Visit Indy said conventions and major trade shows have been reaching out to “clarify what’s going on with the bill and how it’s moving.”
The House made several changes to the bill that began in the Senate, including:
- End the license for abortion clinics, which requires that medical and surgical abortion procedures be performed in hospitals or hospital-owned ambulatory surgery centers.
- Elimination of new criminal sanctions for doctors who perform abortions.
- Reject a provision that gave the attorney general the ability to prosecute abortion and other crimes in counties in which a prosecutor refuses to prosecute. Instead, the House added the creation of a task force to study cases in which prosecutors “generally” refuse to enforce certain laws.

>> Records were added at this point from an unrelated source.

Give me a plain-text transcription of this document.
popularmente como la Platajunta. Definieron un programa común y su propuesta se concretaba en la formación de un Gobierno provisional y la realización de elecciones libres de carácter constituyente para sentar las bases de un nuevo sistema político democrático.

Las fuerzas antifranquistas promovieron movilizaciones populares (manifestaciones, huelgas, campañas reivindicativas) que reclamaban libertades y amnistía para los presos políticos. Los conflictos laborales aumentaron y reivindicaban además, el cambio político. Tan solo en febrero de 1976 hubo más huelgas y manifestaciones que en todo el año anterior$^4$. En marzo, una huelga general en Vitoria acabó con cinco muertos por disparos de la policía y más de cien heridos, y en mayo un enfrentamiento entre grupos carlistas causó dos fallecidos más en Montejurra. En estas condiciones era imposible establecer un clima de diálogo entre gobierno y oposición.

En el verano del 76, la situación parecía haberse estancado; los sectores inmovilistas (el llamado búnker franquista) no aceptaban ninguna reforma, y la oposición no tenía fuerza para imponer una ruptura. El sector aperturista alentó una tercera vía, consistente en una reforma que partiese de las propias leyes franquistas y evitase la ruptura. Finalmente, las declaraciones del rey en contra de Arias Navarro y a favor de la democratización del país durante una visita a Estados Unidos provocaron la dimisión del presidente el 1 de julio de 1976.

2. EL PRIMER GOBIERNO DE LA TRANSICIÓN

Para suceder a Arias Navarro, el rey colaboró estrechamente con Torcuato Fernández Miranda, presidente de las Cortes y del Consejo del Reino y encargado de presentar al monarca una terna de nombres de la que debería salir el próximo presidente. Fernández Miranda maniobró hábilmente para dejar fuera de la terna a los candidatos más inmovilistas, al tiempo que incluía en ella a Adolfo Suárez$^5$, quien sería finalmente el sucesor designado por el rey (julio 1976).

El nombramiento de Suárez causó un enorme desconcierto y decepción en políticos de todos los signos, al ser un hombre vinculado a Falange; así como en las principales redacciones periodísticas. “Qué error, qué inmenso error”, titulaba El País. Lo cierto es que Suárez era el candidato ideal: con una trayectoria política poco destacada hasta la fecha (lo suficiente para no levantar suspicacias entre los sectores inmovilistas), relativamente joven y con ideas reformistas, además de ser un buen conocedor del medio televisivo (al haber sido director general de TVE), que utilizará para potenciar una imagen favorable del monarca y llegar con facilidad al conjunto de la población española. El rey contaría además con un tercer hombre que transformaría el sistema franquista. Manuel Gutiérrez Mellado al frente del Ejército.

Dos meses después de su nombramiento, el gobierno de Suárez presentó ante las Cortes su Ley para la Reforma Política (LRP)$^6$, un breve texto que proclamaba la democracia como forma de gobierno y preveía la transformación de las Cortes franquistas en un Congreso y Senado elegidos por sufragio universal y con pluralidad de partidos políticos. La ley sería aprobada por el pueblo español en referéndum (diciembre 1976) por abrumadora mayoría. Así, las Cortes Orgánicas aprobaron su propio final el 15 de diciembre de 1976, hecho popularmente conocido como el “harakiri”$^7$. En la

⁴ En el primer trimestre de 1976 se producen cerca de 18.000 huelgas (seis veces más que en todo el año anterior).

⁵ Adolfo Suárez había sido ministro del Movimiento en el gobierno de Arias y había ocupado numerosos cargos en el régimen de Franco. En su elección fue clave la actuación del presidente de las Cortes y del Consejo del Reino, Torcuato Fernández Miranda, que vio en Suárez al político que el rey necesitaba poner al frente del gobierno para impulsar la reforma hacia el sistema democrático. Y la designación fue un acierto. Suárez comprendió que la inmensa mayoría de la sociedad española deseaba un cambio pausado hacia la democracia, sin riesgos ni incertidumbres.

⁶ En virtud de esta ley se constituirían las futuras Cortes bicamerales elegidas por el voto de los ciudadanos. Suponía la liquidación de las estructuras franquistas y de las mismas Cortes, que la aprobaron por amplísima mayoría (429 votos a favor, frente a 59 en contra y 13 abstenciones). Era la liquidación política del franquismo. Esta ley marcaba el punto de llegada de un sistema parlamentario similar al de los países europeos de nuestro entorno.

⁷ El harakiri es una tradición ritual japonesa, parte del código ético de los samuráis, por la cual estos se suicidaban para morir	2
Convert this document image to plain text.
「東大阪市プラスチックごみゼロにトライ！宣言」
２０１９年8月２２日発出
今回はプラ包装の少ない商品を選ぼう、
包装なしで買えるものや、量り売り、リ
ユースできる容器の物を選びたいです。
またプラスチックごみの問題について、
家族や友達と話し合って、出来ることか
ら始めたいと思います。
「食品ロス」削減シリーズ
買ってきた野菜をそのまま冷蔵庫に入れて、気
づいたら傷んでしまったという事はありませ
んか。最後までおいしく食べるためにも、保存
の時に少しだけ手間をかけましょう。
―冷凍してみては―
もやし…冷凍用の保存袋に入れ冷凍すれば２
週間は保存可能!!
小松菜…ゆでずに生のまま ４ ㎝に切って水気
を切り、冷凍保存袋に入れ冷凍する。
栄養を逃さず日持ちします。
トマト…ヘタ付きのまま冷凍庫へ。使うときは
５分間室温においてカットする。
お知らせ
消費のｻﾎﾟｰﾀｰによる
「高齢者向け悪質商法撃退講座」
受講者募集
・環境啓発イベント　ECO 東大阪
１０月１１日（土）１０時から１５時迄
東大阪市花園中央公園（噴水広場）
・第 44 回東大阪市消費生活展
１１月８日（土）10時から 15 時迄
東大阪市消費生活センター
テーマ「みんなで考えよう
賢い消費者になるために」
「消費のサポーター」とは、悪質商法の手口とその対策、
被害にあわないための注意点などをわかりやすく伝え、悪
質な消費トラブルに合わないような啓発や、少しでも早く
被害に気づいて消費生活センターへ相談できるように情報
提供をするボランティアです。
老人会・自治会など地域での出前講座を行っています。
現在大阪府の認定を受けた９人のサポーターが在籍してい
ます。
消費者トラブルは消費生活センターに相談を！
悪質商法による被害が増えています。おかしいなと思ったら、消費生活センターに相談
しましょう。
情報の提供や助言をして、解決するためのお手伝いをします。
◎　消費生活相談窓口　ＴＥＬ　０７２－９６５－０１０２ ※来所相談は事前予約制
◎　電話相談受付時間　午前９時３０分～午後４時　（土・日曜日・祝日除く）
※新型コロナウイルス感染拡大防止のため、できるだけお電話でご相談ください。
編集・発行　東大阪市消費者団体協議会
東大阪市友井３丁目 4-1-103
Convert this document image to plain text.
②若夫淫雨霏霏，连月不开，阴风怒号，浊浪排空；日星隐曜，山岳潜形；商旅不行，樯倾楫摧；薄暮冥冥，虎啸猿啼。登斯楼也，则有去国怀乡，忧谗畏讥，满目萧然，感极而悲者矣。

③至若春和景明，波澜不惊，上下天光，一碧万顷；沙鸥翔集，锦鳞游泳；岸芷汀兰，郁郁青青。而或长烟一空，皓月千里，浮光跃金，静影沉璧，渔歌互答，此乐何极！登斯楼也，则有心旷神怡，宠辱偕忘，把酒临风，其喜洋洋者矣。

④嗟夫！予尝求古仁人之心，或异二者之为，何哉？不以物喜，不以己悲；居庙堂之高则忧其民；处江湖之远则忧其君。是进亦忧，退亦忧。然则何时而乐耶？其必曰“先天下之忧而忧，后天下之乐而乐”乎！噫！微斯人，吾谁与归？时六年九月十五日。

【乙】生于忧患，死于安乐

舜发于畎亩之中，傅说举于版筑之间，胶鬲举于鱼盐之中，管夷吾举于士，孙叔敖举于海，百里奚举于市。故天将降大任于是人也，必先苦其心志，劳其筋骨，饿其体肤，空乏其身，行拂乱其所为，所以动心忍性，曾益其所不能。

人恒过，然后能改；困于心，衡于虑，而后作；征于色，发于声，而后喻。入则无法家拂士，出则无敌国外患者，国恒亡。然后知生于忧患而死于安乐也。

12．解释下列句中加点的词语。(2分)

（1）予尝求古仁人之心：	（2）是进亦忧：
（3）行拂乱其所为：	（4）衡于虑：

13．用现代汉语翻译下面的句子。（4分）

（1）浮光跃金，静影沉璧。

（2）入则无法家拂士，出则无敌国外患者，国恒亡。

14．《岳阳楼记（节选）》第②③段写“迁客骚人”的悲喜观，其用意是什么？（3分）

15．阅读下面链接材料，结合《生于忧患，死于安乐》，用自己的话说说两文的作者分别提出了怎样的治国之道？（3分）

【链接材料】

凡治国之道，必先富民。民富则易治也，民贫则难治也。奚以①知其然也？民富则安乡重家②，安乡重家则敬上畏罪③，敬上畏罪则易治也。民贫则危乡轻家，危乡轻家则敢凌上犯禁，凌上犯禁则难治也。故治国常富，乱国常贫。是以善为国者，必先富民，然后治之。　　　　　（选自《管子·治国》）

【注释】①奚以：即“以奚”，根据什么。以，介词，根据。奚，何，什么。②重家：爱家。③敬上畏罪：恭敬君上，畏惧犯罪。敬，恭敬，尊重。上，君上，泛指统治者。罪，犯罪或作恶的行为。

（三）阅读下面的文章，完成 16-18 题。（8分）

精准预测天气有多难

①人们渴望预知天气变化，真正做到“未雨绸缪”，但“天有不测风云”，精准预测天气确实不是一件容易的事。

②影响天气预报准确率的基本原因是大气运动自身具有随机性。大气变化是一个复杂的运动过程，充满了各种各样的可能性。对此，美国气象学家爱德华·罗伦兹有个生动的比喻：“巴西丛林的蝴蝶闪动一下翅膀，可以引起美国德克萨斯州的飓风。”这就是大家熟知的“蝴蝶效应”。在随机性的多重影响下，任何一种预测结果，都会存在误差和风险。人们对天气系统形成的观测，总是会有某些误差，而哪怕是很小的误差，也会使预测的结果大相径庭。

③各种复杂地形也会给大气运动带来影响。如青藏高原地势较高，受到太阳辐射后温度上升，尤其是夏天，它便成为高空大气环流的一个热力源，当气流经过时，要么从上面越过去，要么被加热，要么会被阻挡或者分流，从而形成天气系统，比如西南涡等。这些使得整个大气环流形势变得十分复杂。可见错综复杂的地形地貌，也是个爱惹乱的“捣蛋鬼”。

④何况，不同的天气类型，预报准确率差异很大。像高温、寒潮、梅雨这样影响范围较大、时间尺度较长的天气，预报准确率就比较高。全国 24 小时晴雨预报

Last week, the Senate passed the bill by a very narrow margin. Several senators said they voted for the bill only to keep it moving forward in the legislative process. They hoped the House would toughen exceptions that would continue to allow abortion.
Arguably, however, the House expanded the exceptions, albeit gradually. The Senate had written an exception for abortion in cases where the pregnant person’s life was in danger. The House amended that to include “permanent impairment” to physical health, as well as the life of the pregnant person. The House also removed language supported by senators to require rape and incest victims to obtain a notarized affidavit stating the reason for their abortion.
The Senate would have given girls 15 and under 12 weeks to obtain an abortion, while allowing only eight weeks for women and girls who are at least 16 years old. The House version allows 10 weeks for all victims of rape and incest.
On Friday night, Sen. Sue Glick, R-LaGrange, said she agreed with those changes and urged her colleagues in the chamber to go along with the House version.
Sen. Michael Young, R-Indianapolis, who voted no on the Senate version of the bill because he didn’t think it was strong enough, said the bill returned by the House was worse. He urged his colleagues to vote against the concurrence and continue working on the bill.
Sen. Mike Bohacek, R-Michiana Shores, was one of several senators who changed their vote from last week to this one. When he voted for the bill the first time the Senate considered it, he said he did it to keep it moving, but he was concerned about the impact on people with developmental delays, like his daughter from 21 years.
“If she lost her favorite stuffed animal, she would be heartbroken,” she said on the Senate floor Friday night, through tears. “Imagine making her carry a child.”
Bohacek voted against SB 1.
Several lawmakers voted for the bill despite saying it wasn’t perfect. Sen. Liz Brown, R-Fort Wayne, said she knew some would be disappointed that the bill doesn’t prevent all abortions. Still, Brown said it was a good place to start.
“I know what we’re doing today is just the beginning,” Brown said. “Our actions today will save many lives.”